Josh Higdon
2025
Predictability Effects of Spanish-English Code-Switching: A Directionality and Part of Speech Analysis
Josh Higdon
|
Valeria Pagliai
|
Zoey Liu
Proceedings of the Third Workshop on Quantitative Syntax (QUASY, SyntaxFest 2025)
Research on code-switching (CS), the spontaneous alternation between two or more languages within a discourse, remains relatively new and often limited by the use of elicited production tasks, with some exceptions leveraging naturalistic corpora. This study analyses the effects of language directionality and part-of-speech (POS) tags on Spanish-English CS production between corpus modalities and speech communities. We use data from two spoken corpora: Miami Bangor Corpus (MBC; N = 261,711) and Spanish in Texas Corpus (STC; N = 416,784), as well as the written LinCE Corpus (N=278,093).
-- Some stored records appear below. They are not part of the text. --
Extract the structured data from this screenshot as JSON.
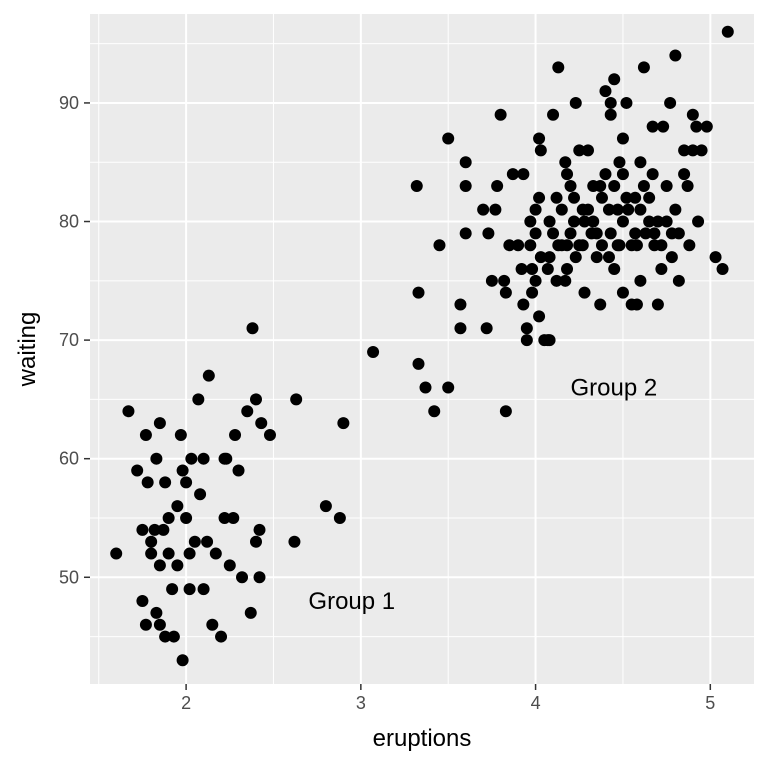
{
  "chart_data": {
    "type": "scatter",
    "xlabel": "eruptions",
    "ylabel": "waiting",
    "xlim": [
      1.45,
      5.25
    ],
    "ylim": [
      41,
      97.5
    ],
    "x_ticks": [
      2,
      3,
      4,
      5
    ],
    "y_ticks": [
      50,
      60,
      70,
      80,
      90
    ],
    "x_tick_labels": [
      "2",
      "3",
      "4",
      "5"
    ],
    "y_tick_labels": [
      "50",
      "60",
      "70",
      "80",
      "90"
    ],
    "x_minor_ticks": [
      1.5,
      2.5,
      3.5,
      4.5
    ],
    "y_minor_ticks": [
      45,
      55,
      65,
      75,
      85,
      95
    ],
    "grid": true,
    "background": "#ebebeb",
    "grid_color": "#ffffff",
    "point_color": "#000000",
    "annotations": [
      {
        "text": "Group 1",
        "x": 2.7,
        "y": 48
      },
      {
        "text": "Group 2",
        "x": 4.2,
        "y": 66
      }
    ],
    "points": [
      [
        1.6,
        52
      ],
      [
        1.67,
        64
      ],
      [
        1.72,
        59
      ],
      [
        1.75,
        54
      ],
      [
        1.75,
        48
      ],
      [
        1.77,
        46
      ],
      [
        1.77,
        62
      ],
      [
        1.78,
        58
      ],
      [
        1.8,
        53
      ],
      [
        1.8,
        52
      ],
      [
        1.82,
        54
      ],
      [
        1.83,
        60
      ],
      [
        1.83,
        47
      ],
      [
        1.85,
        63
      ],
      [
        1.85,
        51
      ],
      [
        1.85,
        46
      ],
      [
        1.87,
        54
      ],
      [
        1.88,
        58
      ],
      [
        1.88,
        45
      ],
      [
        1.9,
        55
      ],
      [
        1.9,
        52
      ],
      [
        1.92,
        49
      ],
      [
        1.93,
        45
      ],
      [
        1.95,
        51
      ],
      [
        1.95,
        56
      ],
      [
        1.97,
        62
      ],
      [
        1.98,
        59
      ],
      [
        1.98,
        43
      ],
      [
        2.0,
        55
      ],
      [
        2.0,
        58
      ],
      [
        2.02,
        52
      ],
      [
        2.02,
        49
      ],
      [
        2.03,
        60
      ],
      [
        2.05,
        53
      ],
      [
        2.07,
        65
      ],
      [
        2.08,
        57
      ],
      [
        2.1,
        60
      ],
      [
        2.1,
        49
      ],
      [
        2.12,
        53
      ],
      [
        2.13,
        67
      ],
      [
        2.15,
        46
      ],
      [
        2.17,
        52
      ],
      [
        2.2,
        45
      ],
      [
        2.22,
        60
      ],
      [
        2.22,
        55
      ],
      [
        2.23,
        60
      ],
      [
        2.25,
        51
      ],
      [
        2.27,
        55
      ],
      [
        2.28,
        62
      ],
      [
        2.3,
        59
      ],
      [
        2.32,
        50
      ],
      [
        2.35,
        64
      ],
      [
        2.37,
        47
      ],
      [
        2.38,
        71
      ],
      [
        2.4,
        53
      ],
      [
        2.4,
        65
      ],
      [
        2.42,
        54
      ],
      [
        2.42,
        50
      ],
      [
        2.43,
        63
      ],
      [
        2.48,
        62
      ],
      [
        2.62,
        53
      ],
      [
        2.63,
        65
      ],
      [
        2.8,
        56
      ],
      [
        2.88,
        55
      ],
      [
        2.9,
        63
      ],
      [
        3.07,
        69
      ],
      [
        3.32,
        83
      ],
      [
        3.33,
        74
      ],
      [
        3.33,
        68
      ],
      [
        3.37,
        66
      ],
      [
        3.42,
        64
      ],
      [
        3.45,
        78
      ],
      [
        3.5,
        87
      ],
      [
        3.5,
        66
      ],
      [
        3.57,
        71
      ],
      [
        3.57,
        73
      ],
      [
        3.6,
        85
      ],
      [
        3.6,
        79
      ],
      [
        3.6,
        83
      ],
      [
        3.7,
        81
      ],
      [
        3.72,
        71
      ],
      [
        3.73,
        79
      ],
      [
        3.75,
        75
      ],
      [
        3.77,
        81
      ],
      [
        3.78,
        83
      ],
      [
        3.8,
        89
      ],
      [
        3.82,
        75
      ],
      [
        3.83,
        74
      ],
      [
        3.83,
        64
      ],
      [
        3.85,
        78
      ],
      [
        3.87,
        84
      ],
      [
        3.9,
        78
      ],
      [
        3.92,
        76
      ],
      [
        3.93,
        84
      ],
      [
        3.95,
        71
      ],
      [
        3.95,
        70
      ],
      [
        3.97,
        80
      ],
      [
        3.98,
        76
      ],
      [
        4.0,
        75
      ],
      [
        4.0,
        79
      ],
      [
        4.0,
        81
      ],
      [
        4.02,
        82
      ],
      [
        4.02,
        87
      ],
      [
        4.03,
        86
      ],
      [
        4.05,
        70
      ],
      [
        4.07,
        70
      ],
      [
        4.08,
        70
      ],
      [
        4.08,
        77
      ],
      [
        4.1,
        79
      ],
      [
        4.1,
        89
      ],
      [
        4.12,
        75
      ],
      [
        4.13,
        93
      ],
      [
        4.15,
        81
      ],
      [
        4.15,
        78
      ],
      [
        4.17,
        85
      ],
      [
        4.17,
        75
      ],
      [
        4.18,
        78
      ],
      [
        4.2,
        83
      ],
      [
        4.2,
        79
      ],
      [
        4.22,
        82
      ],
      [
        4.23,
        90
      ],
      [
        4.25,
        86
      ],
      [
        4.25,
        78
      ],
      [
        4.27,
        78
      ],
      [
        4.28,
        74
      ],
      [
        4.3,
        81
      ],
      [
        4.3,
        86
      ],
      [
        4.32,
        79
      ],
      [
        4.33,
        80
      ],
      [
        4.35,
        77
      ],
      [
        4.37,
        83
      ],
      [
        4.37,
        73
      ],
      [
        4.38,
        78
      ],
      [
        4.4,
        91
      ],
      [
        4.4,
        84
      ],
      [
        4.42,
        81
      ],
      [
        4.43,
        89
      ],
      [
        4.43,
        90
      ],
      [
        4.45,
        92
      ],
      [
        4.45,
        83
      ],
      [
        4.47,
        78
      ],
      [
        4.48,
        85
      ],
      [
        4.5,
        84
      ],
      [
        4.5,
        80
      ],
      [
        4.5,
        74
      ],
      [
        4.5,
        87
      ],
      [
        4.52,
        90
      ],
      [
        4.53,
        81
      ],
      [
        4.55,
        78
      ],
      [
        4.57,
        79
      ],
      [
        4.58,
        73
      ],
      [
        4.6,
        75
      ],
      [
        4.6,
        85
      ],
      [
        4.62,
        93
      ],
      [
        4.63,
        79
      ],
      [
        4.65,
        82
      ],
      [
        4.67,
        84
      ],
      [
        4.67,
        88
      ],
      [
        4.68,
        78
      ],
      [
        4.7,
        80
      ],
      [
        4.7,
        73
      ],
      [
        4.72,
        78
      ],
      [
        4.73,
        88
      ],
      [
        4.75,
        83
      ],
      [
        4.77,
        90
      ],
      [
        4.78,
        79
      ],
      [
        4.8,
        81
      ],
      [
        4.8,
        94
      ],
      [
        4.82,
        75
      ],
      [
        4.85,
        86
      ],
      [
        4.87,
        83
      ],
      [
        4.88,
        78
      ],
      [
        4.9,
        86
      ],
      [
        4.9,
        89
      ],
      [
        4.92,
        88
      ],
      [
        4.93,
        80
      ],
      [
        4.95,
        86
      ],
      [
        4.98,
        88
      ],
      [
        5.03,
        77
      ],
      [
        5.07,
        76
      ],
      [
        5.1,
        96
      ],
      [
        4.52,
        82
      ],
      [
        4.47,
        81
      ],
      [
        4.43,
        79
      ],
      [
        4.38,
        82
      ],
      [
        4.33,
        83
      ],
      [
        4.28,
        80
      ],
      [
        4.23,
        77
      ],
      [
        4.18,
        76
      ],
      [
        4.13,
        78
      ],
      [
        4.08,
        80
      ],
      [
        4.03,
        77
      ],
      [
        3.98,
        74
      ],
      [
        3.93,
        73
      ],
      [
        4.58,
        78
      ],
      [
        4.62,
        83
      ],
      [
        4.68,
        79
      ],
      [
        4.72,
        76
      ],
      [
        4.78,
        77
      ],
      [
        4.82,
        79
      ],
      [
        4.57,
        82
      ],
      [
        4.48,
        78
      ],
      [
        4.42,
        77
      ],
      [
        4.35,
        79
      ],
      [
        4.27,
        81
      ],
      [
        4.22,
        80
      ],
      [
        4.18,
        84
      ],
      [
        4.12,
        82
      ],
      [
        4.07,
        76
      ],
      [
        4.02,
        72
      ],
      [
        3.97,
        78
      ],
      [
        4.65,
        80
      ],
      [
        4.75,
        80
      ],
      [
        4.85,
        84
      ],
      [
        4.45,
        76
      ],
      [
        4.55,
        73
      ],
      [
        4.6,
        81
      ]
    ]
  }
}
Bootstrap analyses indicate that Spanish serves as the matrix language (i.e., the most used) for MBC and LinCE, while English is for STC. Logistic regression analyses show that the particle-coordinating conjunction combination was the strongest POS predictor of a CS. The results suggest that corpus modality and the speech community affect matrix language proportions and that both previously attested and unseen POS combinations modulate the production of Spanish-English CS.